Hildegardis [sehr bestimmt]: Du kannst mit hölzernen Königinnen beim Schachspiel werfen, aber keinem König Otto Paroli bieten. Er ist der König von Gottes Gnaden [sie hebt bei den letzten Worten die Hände beinahe segnend in die Höhe]

 

Szene 2  Der Beschluss des Königs

 

Trompeten- oder Hornsignal.

 

Herold [mit lauter, kräftiger Stimme]: Schaut, hört und staunt...! Verneigt euch in tiefster Demut vor Otto, König von Gottes Gnaden!

 

König Otto tritt – äußerst selbstbewusst – am Arm seiner jungen Frau Adelheid auf. Im Gefolge sehr würdevoll Bischof Drogo hinter und um die Königin scharwenzelt der junge Frodo.
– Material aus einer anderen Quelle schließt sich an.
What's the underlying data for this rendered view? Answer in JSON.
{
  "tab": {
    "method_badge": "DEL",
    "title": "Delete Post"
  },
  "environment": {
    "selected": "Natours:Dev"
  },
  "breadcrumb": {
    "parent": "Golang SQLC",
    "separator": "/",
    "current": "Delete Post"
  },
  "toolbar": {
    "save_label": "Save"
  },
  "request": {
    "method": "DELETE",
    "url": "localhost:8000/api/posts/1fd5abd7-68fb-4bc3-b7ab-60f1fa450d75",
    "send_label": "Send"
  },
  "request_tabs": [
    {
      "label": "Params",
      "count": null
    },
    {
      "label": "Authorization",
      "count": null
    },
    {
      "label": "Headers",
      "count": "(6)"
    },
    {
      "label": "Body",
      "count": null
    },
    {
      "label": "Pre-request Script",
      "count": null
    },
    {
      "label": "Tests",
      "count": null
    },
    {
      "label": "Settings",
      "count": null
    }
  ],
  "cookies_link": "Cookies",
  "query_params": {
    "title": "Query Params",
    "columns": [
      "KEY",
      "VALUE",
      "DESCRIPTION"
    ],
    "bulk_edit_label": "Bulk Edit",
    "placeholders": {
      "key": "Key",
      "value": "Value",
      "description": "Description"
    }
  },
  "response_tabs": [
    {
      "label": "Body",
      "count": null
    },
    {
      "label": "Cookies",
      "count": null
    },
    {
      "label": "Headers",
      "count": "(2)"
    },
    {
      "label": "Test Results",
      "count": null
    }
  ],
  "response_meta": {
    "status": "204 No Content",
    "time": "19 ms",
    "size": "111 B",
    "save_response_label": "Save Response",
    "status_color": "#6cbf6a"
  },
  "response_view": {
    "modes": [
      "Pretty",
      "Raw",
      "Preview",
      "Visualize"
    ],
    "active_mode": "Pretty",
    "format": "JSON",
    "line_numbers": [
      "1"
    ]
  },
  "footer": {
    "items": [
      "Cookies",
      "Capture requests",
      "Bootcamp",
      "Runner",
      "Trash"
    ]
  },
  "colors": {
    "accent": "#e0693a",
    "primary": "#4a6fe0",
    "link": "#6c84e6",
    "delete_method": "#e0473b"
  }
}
Notar Abraham tritt zunächst in den Hintergrund und stellt sich später an das bereitge­stellte Stehpult, um zu protokollieren. Heinrich und Liudolf erheben sich unwillig und verbeugen sich...

 

Heinrich [zischt in Richtung Hildegardis]: Wir sprechen uns noch... [zu Otto gewandt] Ich grüße dich Otto, mein König und Bruder [mit einer kurzen, selbstbewussten Neigung zu den Übrigen] Ich grüße auch euch, Königin Adel­heid [etwas weniger freundlich, ja reserviert] und euch Bischof Drogo...

Hildegardis [murmelt vor sich hin]: Ja, ja... wir sprechen uns noch... wir spre­chen uns noch... [als der Kaiser näher tritt und zu reden beginnt, bekreuzigt sie sich in seine Richtung gewandt]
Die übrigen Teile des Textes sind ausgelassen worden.